A Survey on Understanding and Representing Privacy Requirements in the Internet-of-Things
Ogunniye, Gideon (a:1:{s:5:"en_US";s:23:"University of Edinburgh";}) | Kokciyan, Nadin (University of Edinburgh)
People are interacting with online systems all the time. In order to use the services being provided, they give consent for their data to be collected. This approach requires too much human effort and is impractical for systems like Internet-of-Things (IoT) where human-device interactions can be large. Ideally, privacy assistants can help humans make privacy decisions while working in collaboration with them. In our work, we focus on the identification and representation of privacy requirements in IoT to help privacy assistants better understand their environment.

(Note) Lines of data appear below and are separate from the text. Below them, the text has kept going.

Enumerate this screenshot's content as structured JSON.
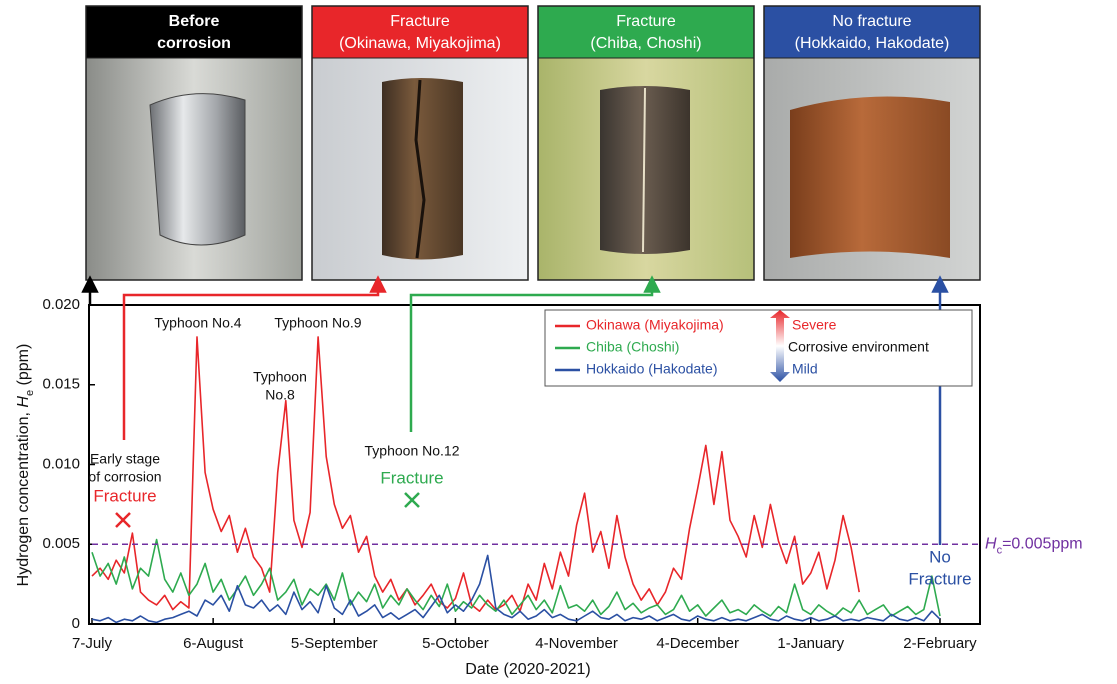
{
  "chart_data": {
    "type": "line",
    "panels": [
      {
        "lines": [
          "Before",
          "corrosion"
        ],
        "color": "#000000"
      },
      {
        "lines": [
          "Fracture",
          "(Okinawa, Miyakojima)"
        ],
        "color": "#e8262a"
      },
      {
        "lines": [
          "Fracture",
          "(Chiba, Choshi)"
        ],
        "color": "#2eaa4f"
      },
      {
        "lines": [
          "No fracture",
          "(Hokkaido, Hakodate)"
        ],
        "color": "#2b50a3"
      }
    ],
    "ylabel": {
      "text": "Hydrogen concentration, ",
      "symbol": "H",
      "subscript": "e",
      "unit": " (ppm)"
    },
    "xlabel": "Date (2020-2021)",
    "categories": [
      "7-July",
      null,
      null,
      null,
      null,
      null,
      null,
      null,
      null,
      null,
      null,
      null,
      null,
      null,
      null,
      "6-August",
      null,
      null,
      null,
      null,
      null,
      null,
      null,
      null,
      null,
      null,
      null,
      null,
      null,
      null,
      "5-September",
      null,
      null,
      null,
      null,
      null,
      null,
      null,
      null,
      null,
      null,
      null,
      null,
      null,
      null,
      "5-October",
      null,
      null,
      null,
      null,
      null,
      null,
      null,
      null,
      null,
      null,
      null,
      null,
      null,
      null,
      "4-November",
      null,
      null,
      null,
      null,
      null,
      null,
      null,
      null,
      null,
      null,
      null,
      null,
      null,
      null,
      "4-December",
      null,
      null,
      null,
      null,
      null,
      null,
      null,
      null,
      null,
      null,
      null,
      null,
      null,
      "1-January",
      null,
      null,
      null,
      null,
      null,
      null,
      null,
      null,
      null,
      null,
      null,
      null,
      null,
      null,
      null,
      "2-February"
    ],
    "ylim": [
      0,
      0.02
    ],
    "yticks": [
      0,
      0.005,
      {
        "value": 0.01,
        "label": "0.010"
      },
      0.015,
      {
        "value": 0.02,
        "label": "0.020"
      }
    ],
    "series": [
      {
        "name": "Okinawa (Miyakojima)",
        "color": "#e8262a",
        "values": [
          0.003,
          0.0035,
          0.0028,
          0.004,
          0.0032,
          0.0057,
          0.002,
          0.0015,
          0.0012,
          0.0018,
          0.0009,
          0.0014,
          0.001,
          0.018,
          0.0095,
          0.0072,
          0.0058,
          0.0068,
          0.0045,
          0.006,
          0.0042,
          0.0035,
          0.002,
          0.0095,
          0.014,
          0.0065,
          0.0048,
          0.007,
          0.018,
          0.0105,
          0.0075,
          0.006,
          0.0068,
          0.0045,
          0.0055,
          0.003,
          0.002,
          0.0028,
          0.0015,
          0.0022,
          0.0012,
          0.0018,
          0.0025,
          0.0014,
          0.001,
          0.0016,
          0.0032,
          0.0012,
          0.0008,
          0.0015,
          0.0009,
          0.0012,
          0.0018,
          0.0008,
          0.0025,
          0.0015,
          0.0038,
          0.0022,
          0.0045,
          0.003,
          0.0062,
          0.0082,
          0.0045,
          0.0058,
          0.0035,
          0.0068,
          0.0042,
          0.0025,
          0.0015,
          0.0022,
          0.0012,
          0.002,
          0.0035,
          0.0028,
          0.006,
          0.0085,
          0.0112,
          0.0075,
          0.0108,
          0.0065,
          0.0055,
          0.0042,
          0.0068,
          0.0048,
          0.0075,
          0.0052,
          0.0038,
          0.0055,
          0.0025,
          0.0032,
          0.0045,
          0.0022,
          0.004,
          0.0068,
          0.0048,
          0.002,
          null,
          null,
          null,
          null,
          null,
          null,
          null,
          null,
          null,
          null
        ]
      },
      {
        "name": "Chiba (Choshi)",
        "color": "#2eaa4f",
        "values": [
          0.0045,
          0.003,
          0.0038,
          0.0025,
          0.0042,
          0.0022,
          0.0035,
          0.003,
          0.0053,
          0.0028,
          0.002,
          0.0032,
          0.0018,
          0.0025,
          0.0038,
          0.002,
          0.0028,
          0.0015,
          0.0022,
          0.003,
          0.0018,
          0.0025,
          0.0035,
          0.0015,
          0.002,
          0.0028,
          0.0012,
          0.0022,
          0.0018,
          0.0025,
          0.0015,
          0.0032,
          0.0012,
          0.002,
          0.0014,
          0.0025,
          0.001,
          0.0018,
          0.0012,
          0.0022,
          0.0015,
          0.0009,
          0.0018,
          0.0011,
          0.0025,
          0.0008,
          0.0014,
          0.001,
          0.0018,
          0.0012,
          0.0008,
          0.0015,
          0.0006,
          0.0012,
          0.0018,
          0.0009,
          0.0015,
          0.0007,
          0.0024,
          0.001,
          0.0012,
          0.0008,
          0.0015,
          0.0006,
          0.0011,
          0.002,
          0.0009,
          0.0013,
          0.0007,
          0.001,
          0.0012,
          0.0006,
          0.0009,
          0.0018,
          0.0008,
          0.0012,
          0.0005,
          0.001,
          0.0015,
          0.0007,
          0.0009,
          0.0006,
          0.0012,
          0.0008,
          0.0005,
          0.0011,
          0.0007,
          0.0025,
          0.0009,
          0.0006,
          0.0012,
          0.0008,
          0.0005,
          0.001,
          0.0007,
          0.0015,
          0.0006,
          0.0009,
          0.0012,
          0.0005,
          0.0008,
          0.0011,
          0.0006,
          0.0009,
          0.003,
          0.0005
        ]
      },
      {
        "name": "Hokkaido (Hakodate)",
        "color": "#2b50a3",
        "values": [
          0.0003,
          0.0002,
          0.0004,
          0.0001,
          0.0003,
          0.0002,
          0.0005,
          0.0002,
          0.0001,
          0.0003,
          0.0004,
          0.0006,
          0.0008,
          0.0005,
          0.0015,
          0.0012,
          0.0018,
          0.0008,
          0.0024,
          0.0012,
          0.001,
          0.0015,
          0.0008,
          0.0012,
          0.0006,
          0.002,
          0.0009,
          0.0014,
          0.0007,
          0.0024,
          0.001,
          0.0006,
          0.0015,
          0.0005,
          0.0008,
          0.0012,
          0.0004,
          0.0007,
          0.0003,
          0.0006,
          0.0009,
          0.0004,
          0.0011,
          0.0018,
          0.0007,
          0.0012,
          0.0008,
          0.0015,
          0.0025,
          0.0043,
          0.001,
          0.0006,
          0.0004,
          0.0008,
          0.0003,
          0.0005,
          0.0009,
          0.0004,
          0.0006,
          0.0003,
          0.0002,
          0.0005,
          0.0008,
          0.0004,
          0.0003,
          0.0006,
          0.0002,
          0.0004,
          0.0003,
          0.0005,
          0.0002,
          0.0004,
          0.0006,
          0.0003,
          0.0002,
          0.0005,
          0.0003,
          0.0002,
          0.0004,
          0.0002,
          0.0003,
          0.0002,
          0.0004,
          0.0006,
          0.0003,
          0.0002,
          0.0005,
          0.0003,
          0.0002,
          0.0004,
          0.0002,
          0.0003,
          0.0005,
          0.0002,
          0.0003,
          0.0002,
          0.0004,
          0.0003,
          0.0002,
          0.0006,
          0.0003,
          0.0002,
          0.0004,
          0.0002,
          0.0008,
          0.0003
        ]
      }
    ],
    "threshold": {
      "value": 0.005,
      "color": "#7030a0",
      "symbol": "H",
      "subscript": "c",
      "text": "=0.005ppm"
    },
    "legend_scale": {
      "top": "Severe",
      "middle": "Corrosive environment",
      "bottom": "Mild"
    },
    "annotations": [
      {
        "lines": [
          "Typhoon No.4"
        ],
        "color": "#111111"
      },
      {
        "lines": [
          "Typhoon No.9"
        ],
        "color": "#111111"
      },
      {
        "lines": [
          "Typhoon",
          "No.8"
        ],
        "color": "#111111"
      },
      {
        "lines": [
          "Early stage",
          "of corrosion"
        ],
        "color": "#111111"
      },
      {
        "lines": [
          "Fracture"
        ],
        "color": "#e8262a"
      },
      {
        "lines": [
          "Typhoon No.12"
        ],
        "color": "#111111"
      },
      {
        "lines": [
          "Fracture"
        ],
        "color": "#2eaa4f"
      },
      {
        "lines": [
          "No",
          "Fracture"
        ],
        "color": "#2b50a3"
      }
    ]
  }
}
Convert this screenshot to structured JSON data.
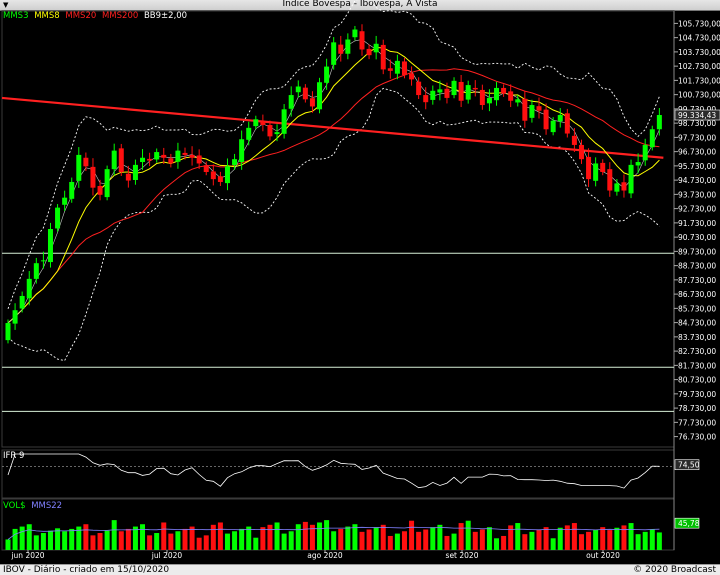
{
  "window": {
    "title": "Índice Bovespa - Ibovespa, À Vista"
  },
  "main_panel": {
    "legend": [
      {
        "label": "MMS3",
        "color": "#00ff00"
      },
      {
        "label": "MMS8",
        "color": "#ffff00"
      },
      {
        "label": "MMS20",
        "color": "#ff2020"
      },
      {
        "label": "MMS200",
        "color": "#ff2020"
      },
      {
        "label": "BB9±2,00",
        "color": "#ffffff"
      }
    ],
    "last_price_label": "99.334,43",
    "y_ticks": [
      "105.730,00",
      "104.730,00",
      "103.730,00",
      "102.730,00",
      "101.730,00",
      "100.730,00",
      "99.730,00",
      "98.730,00",
      "97.730,00",
      "96.730,00",
      "95.730,00",
      "94.730,00",
      "93.730,00",
      "92.730,00",
      "91.730,00",
      "90.730,00",
      "89.730,00",
      "88.730,00",
      "87.730,00",
      "86.730,00",
      "85.730,00",
      "84.730,00",
      "83.730,00",
      "82.730,00",
      "81.730,00",
      "80.730,00",
      "79.730,00",
      "78.730,00",
      "77.730,00",
      "76.730,00"
    ]
  },
  "ifr_panel": {
    "title": "IFR 9",
    "last_label": "74,50"
  },
  "vol_panel": {
    "title": "VOL$",
    "ma_label": "MMS22",
    "last_label": "45,78"
  },
  "x_labels": [
    "jun 2020",
    "jul 2020",
    "ago 2020",
    "set 2020",
    "out 2020"
  ],
  "footer": {
    "left": "IBOV - Diário - criado em 15/10/2020",
    "right": "© 2020 Broadcast"
  },
  "colors": {
    "up": "#00ff00",
    "down": "#ff1010",
    "ma_short": "#00ff00",
    "ma_mid": "#ffff00",
    "ma_long": "#ff2020",
    "band": "#ffffff"
  },
  "chart_data": {
    "type": "candlestick",
    "title": "Índice Bovespa - Ibovespa, À Vista",
    "x_axis": {
      "labels": [
        "jun 2020",
        "jul 2020",
        "ago 2020",
        "set 2020",
        "out 2020"
      ]
    },
    "y_axis": {
      "range": [
        76000,
        106600
      ],
      "tick_step": 1000
    },
    "horizontal_lines": [
      89600,
      81600,
      78500
    ],
    "ma200_line": {
      "start": 100500,
      "end": 96300
    },
    "closes": [
      84700,
      85600,
      86600,
      87800,
      88900,
      89100,
      91300,
      92800,
      93500,
      94600,
      96500,
      95700,
      94200,
      93700,
      95500,
      96800,
      95300,
      94700,
      95800,
      96300,
      96100,
      96700,
      96300,
      95900,
      96800,
      96500,
      96300,
      95900,
      95300,
      94800,
      94600,
      95700,
      96200,
      97600,
      98400,
      99000,
      98600,
      97800,
      98100,
      99700,
      100700,
      101300,
      100400,
      99900,
      101600,
      102700,
      104400,
      103600,
      104600,
      105300,
      103900,
      103500,
      104300,
      102500,
      102400,
      103100,
      102100,
      101800,
      100700,
      100200,
      101000,
      101100,
      100500,
      101700,
      100300,
      101400,
      101100,
      100000,
      100500,
      101200,
      100800,
      100300,
      100400,
      98900,
      100000,
      99600,
      98300,
      98900,
      99300,
      98000,
      97200,
      96200,
      94800,
      95900,
      95300,
      94000,
      94500,
      94000,
      95800,
      96000,
      97200,
      98300,
      99300
    ],
    "ifr9": {
      "last": 74.5,
      "reference_level": 70
    },
    "volume": {
      "ma_period": 22,
      "last": 45.78
    }
  }
}
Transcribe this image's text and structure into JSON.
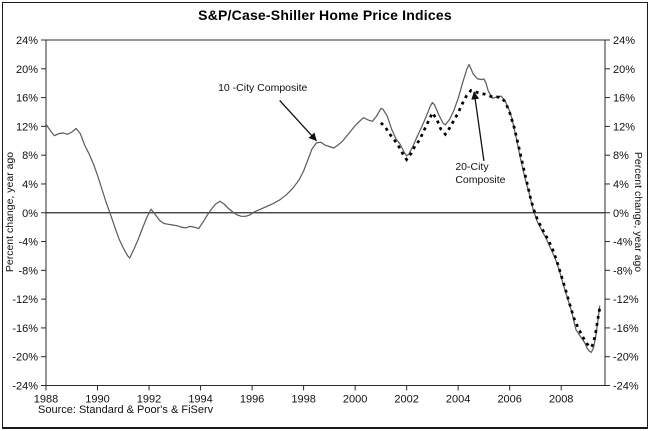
{
  "header": {
    "title": "S&P/Case-Shiller Home Price Indices"
  },
  "axis": {
    "left_label": "Percent change, year ago",
    "right_label": "Percent change, year ago"
  },
  "footer": {
    "source": "Source: Standard & Poor's & FiServ"
  },
  "colors": {
    "solid_line": "#5a5a5a",
    "dotted_line": "#000000",
    "axis": "#2b2b2b"
  },
  "chart_data": {
    "type": "line",
    "title": "S&P/Case-Shiller Home Price Indices",
    "xlabel": "",
    "ylabel": "Percent change, year ago",
    "xlim": [
      1988,
      2009.7
    ],
    "ylim": [
      -24,
      24
    ],
    "grid": false,
    "legend_position": "none",
    "zero_line": true,
    "yticks": [
      24,
      20,
      16,
      12,
      8,
      4,
      0,
      -4,
      -8,
      -12,
      -16,
      -20,
      -24
    ],
    "ytick_labels": [
      "24%",
      "20%",
      "16%",
      "12%",
      "8%",
      "4%",
      "0%",
      "-4%",
      "-8%",
      "-12%",
      "-16%",
      "-20%",
      "-24%"
    ],
    "xticks": [
      1988,
      1990,
      1992,
      1994,
      1996,
      1998,
      2000,
      2002,
      2004,
      2006,
      2008
    ],
    "xtick_labels": [
      "1988",
      "1990",
      "1992",
      "1994",
      "1996",
      "1998",
      "2000",
      "2002",
      "2004",
      "2006",
      "2008"
    ],
    "series": [
      {
        "name": "10-City Composite",
        "style": "solid",
        "color": "#5a5a5a",
        "points": [
          [
            1988.0,
            12.3
          ],
          [
            1988.17,
            11.4
          ],
          [
            1988.33,
            10.7
          ],
          [
            1988.5,
            11.0
          ],
          [
            1988.67,
            11.1
          ],
          [
            1988.83,
            10.9
          ],
          [
            1989.0,
            11.2
          ],
          [
            1989.17,
            11.7
          ],
          [
            1989.33,
            11.0
          ],
          [
            1989.5,
            9.4
          ],
          [
            1989.67,
            8.2
          ],
          [
            1989.83,
            6.9
          ],
          [
            1990.0,
            5.2
          ],
          [
            1990.17,
            3.3
          ],
          [
            1990.33,
            1.5
          ],
          [
            1990.5,
            -0.2
          ],
          [
            1990.67,
            -2.0
          ],
          [
            1990.83,
            -3.6
          ],
          [
            1991.0,
            -4.9
          ],
          [
            1991.17,
            -6.0
          ],
          [
            1991.25,
            -6.3
          ],
          [
            1991.42,
            -5.0
          ],
          [
            1991.58,
            -3.7
          ],
          [
            1991.75,
            -2.1
          ],
          [
            1991.92,
            -0.6
          ],
          [
            1992.08,
            0.5
          ],
          [
            1992.25,
            -0.3
          ],
          [
            1992.42,
            -1.1
          ],
          [
            1992.58,
            -1.5
          ],
          [
            1992.75,
            -1.6
          ],
          [
            1992.92,
            -1.7
          ],
          [
            1993.08,
            -1.8
          ],
          [
            1993.25,
            -2.0
          ],
          [
            1993.42,
            -2.1
          ],
          [
            1993.58,
            -1.9
          ],
          [
            1993.75,
            -2.0
          ],
          [
            1993.92,
            -2.2
          ],
          [
            1994.08,
            -1.4
          ],
          [
            1994.25,
            -0.4
          ],
          [
            1994.42,
            0.5
          ],
          [
            1994.58,
            1.2
          ],
          [
            1994.75,
            1.6
          ],
          [
            1994.92,
            1.2
          ],
          [
            1995.08,
            0.6
          ],
          [
            1995.25,
            0.1
          ],
          [
            1995.42,
            -0.3
          ],
          [
            1995.58,
            -0.5
          ],
          [
            1995.75,
            -0.5
          ],
          [
            1995.92,
            -0.3
          ],
          [
            1996.08,
            0.1
          ],
          [
            1996.33,
            0.5
          ],
          [
            1996.58,
            0.9
          ],
          [
            1996.83,
            1.3
          ],
          [
            1997.08,
            1.8
          ],
          [
            1997.33,
            2.5
          ],
          [
            1997.58,
            3.4
          ],
          [
            1997.83,
            4.6
          ],
          [
            1998.0,
            5.8
          ],
          [
            1998.17,
            7.4
          ],
          [
            1998.33,
            8.9
          ],
          [
            1998.5,
            9.7
          ],
          [
            1998.67,
            9.8
          ],
          [
            1998.83,
            9.4
          ],
          [
            1999.0,
            9.2
          ],
          [
            1999.17,
            9.0
          ],
          [
            1999.33,
            9.4
          ],
          [
            1999.5,
            9.9
          ],
          [
            1999.75,
            11.0
          ],
          [
            2000.0,
            12.1
          ],
          [
            2000.17,
            12.7
          ],
          [
            2000.33,
            13.2
          ],
          [
            2000.5,
            12.9
          ],
          [
            2000.67,
            12.7
          ],
          [
            2000.83,
            13.4
          ],
          [
            2001.0,
            14.5
          ],
          [
            2001.08,
            14.4
          ],
          [
            2001.25,
            13.4
          ],
          [
            2001.42,
            11.6
          ],
          [
            2001.58,
            10.3
          ],
          [
            2001.75,
            9.5
          ],
          [
            2001.92,
            8.3
          ],
          [
            2002.0,
            7.9
          ],
          [
            2002.08,
            8.1
          ],
          [
            2002.25,
            9.3
          ],
          [
            2002.42,
            10.7
          ],
          [
            2002.58,
            11.9
          ],
          [
            2002.75,
            13.3
          ],
          [
            2002.92,
            14.8
          ],
          [
            2003.0,
            15.3
          ],
          [
            2003.08,
            15.0
          ],
          [
            2003.25,
            13.6
          ],
          [
            2003.42,
            12.4
          ],
          [
            2003.5,
            12.2
          ],
          [
            2003.67,
            13.0
          ],
          [
            2003.83,
            14.2
          ],
          [
            2004.0,
            15.9
          ],
          [
            2004.17,
            18.0
          ],
          [
            2004.33,
            19.9
          ],
          [
            2004.42,
            20.6
          ],
          [
            2004.5,
            20.0
          ],
          [
            2004.58,
            19.3
          ],
          [
            2004.75,
            18.6
          ],
          [
            2004.92,
            18.5
          ],
          [
            2005.0,
            18.6
          ],
          [
            2005.08,
            18.0
          ],
          [
            2005.17,
            16.9
          ],
          [
            2005.33,
            15.9
          ],
          [
            2005.5,
            16.1
          ],
          [
            2005.67,
            16.2
          ],
          [
            2005.83,
            15.5
          ],
          [
            2006.0,
            14.1
          ],
          [
            2006.08,
            13.2
          ],
          [
            2006.25,
            10.5
          ],
          [
            2006.42,
            7.5
          ],
          [
            2006.58,
            5.0
          ],
          [
            2006.75,
            2.8
          ],
          [
            2006.92,
            0.3
          ],
          [
            2007.08,
            -1.3
          ],
          [
            2007.25,
            -2.5
          ],
          [
            2007.42,
            -3.6
          ],
          [
            2007.58,
            -4.9
          ],
          [
            2007.75,
            -6.2
          ],
          [
            2007.92,
            -7.9
          ],
          [
            2008.08,
            -10.0
          ],
          [
            2008.25,
            -11.9
          ],
          [
            2008.42,
            -13.9
          ],
          [
            2008.5,
            -15.2
          ],
          [
            2008.58,
            -16.3
          ],
          [
            2008.75,
            -17.2
          ],
          [
            2008.92,
            -18.1
          ],
          [
            2009.0,
            -18.8
          ],
          [
            2009.08,
            -19.2
          ],
          [
            2009.17,
            -19.4
          ],
          [
            2009.25,
            -18.8
          ],
          [
            2009.33,
            -17.4
          ],
          [
            2009.42,
            -15.1
          ],
          [
            2009.5,
            -12.9
          ]
        ]
      },
      {
        "name": "20-City Composite",
        "style": "dotted",
        "color": "#000000",
        "points": [
          [
            2001.0,
            12.5
          ],
          [
            2001.17,
            11.9
          ],
          [
            2001.33,
            11.0
          ],
          [
            2001.5,
            10.2
          ],
          [
            2001.67,
            9.4
          ],
          [
            2001.83,
            8.3
          ],
          [
            2002.0,
            7.4
          ],
          [
            2002.17,
            8.2
          ],
          [
            2002.33,
            9.3
          ],
          [
            2002.5,
            10.1
          ],
          [
            2002.67,
            11.4
          ],
          [
            2002.83,
            12.6
          ],
          [
            2003.0,
            13.9
          ],
          [
            2003.17,
            13.0
          ],
          [
            2003.33,
            11.6
          ],
          [
            2003.5,
            10.9
          ],
          [
            2003.67,
            11.8
          ],
          [
            2003.83,
            12.8
          ],
          [
            2004.0,
            13.9
          ],
          [
            2004.17,
            15.2
          ],
          [
            2004.33,
            16.3
          ],
          [
            2004.5,
            17.0
          ],
          [
            2004.67,
            16.8
          ],
          [
            2004.83,
            16.6
          ],
          [
            2005.0,
            16.5
          ],
          [
            2005.17,
            16.3
          ],
          [
            2005.33,
            16.1
          ],
          [
            2005.5,
            16.1
          ],
          [
            2005.67,
            16.0
          ],
          [
            2005.83,
            15.4
          ],
          [
            2006.0,
            13.9
          ],
          [
            2006.17,
            11.9
          ],
          [
            2006.33,
            9.5
          ],
          [
            2006.5,
            6.8
          ],
          [
            2006.67,
            4.2
          ],
          [
            2006.83,
            1.7
          ],
          [
            2007.0,
            -0.3
          ],
          [
            2007.17,
            -1.6
          ],
          [
            2007.33,
            -2.7
          ],
          [
            2007.5,
            -3.8
          ],
          [
            2007.67,
            -5.1
          ],
          [
            2007.83,
            -6.7
          ],
          [
            2008.0,
            -8.7
          ],
          [
            2008.17,
            -10.7
          ],
          [
            2008.33,
            -12.7
          ],
          [
            2008.5,
            -14.7
          ],
          [
            2008.67,
            -16.1
          ],
          [
            2008.83,
            -17.2
          ],
          [
            2009.0,
            -18.2
          ],
          [
            2009.08,
            -18.5
          ],
          [
            2009.17,
            -18.7
          ],
          [
            2009.25,
            -18.1
          ],
          [
            2009.33,
            -16.8
          ],
          [
            2009.42,
            -14.8
          ],
          [
            2009.5,
            -13.2
          ]
        ]
      }
    ],
    "annotations": [
      {
        "id": "annotation-10-city",
        "lines": [
          "10 -City Composite"
        ],
        "text_pos": [
          1994.68,
          17.9
        ],
        "arrow": {
          "from": [
            1997.07,
            15.6
          ],
          "to": [
            1998.5,
            10.0
          ]
        }
      },
      {
        "id": "annotation-20-city",
        "lines": [
          "20-City",
          "Composite"
        ],
        "text_pos": [
          2003.89,
          6.9
        ],
        "arrow": {
          "from": [
            2005.0,
            7.2
          ],
          "to": [
            2004.62,
            16.8
          ]
        }
      }
    ]
  }
}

In recent years, more focus has been on the technical aspects of privacy. However, the dynamic nature of privacy also requires a representation of social aspects (e.g., social trust). In this survey paper, we review the privacy requirements represented in existing IoT ontologies. We discuss how to extend these ontologies with new requirements to better capture privacy, and we introduce case studies to demonstrate the applicability of the novel requirements.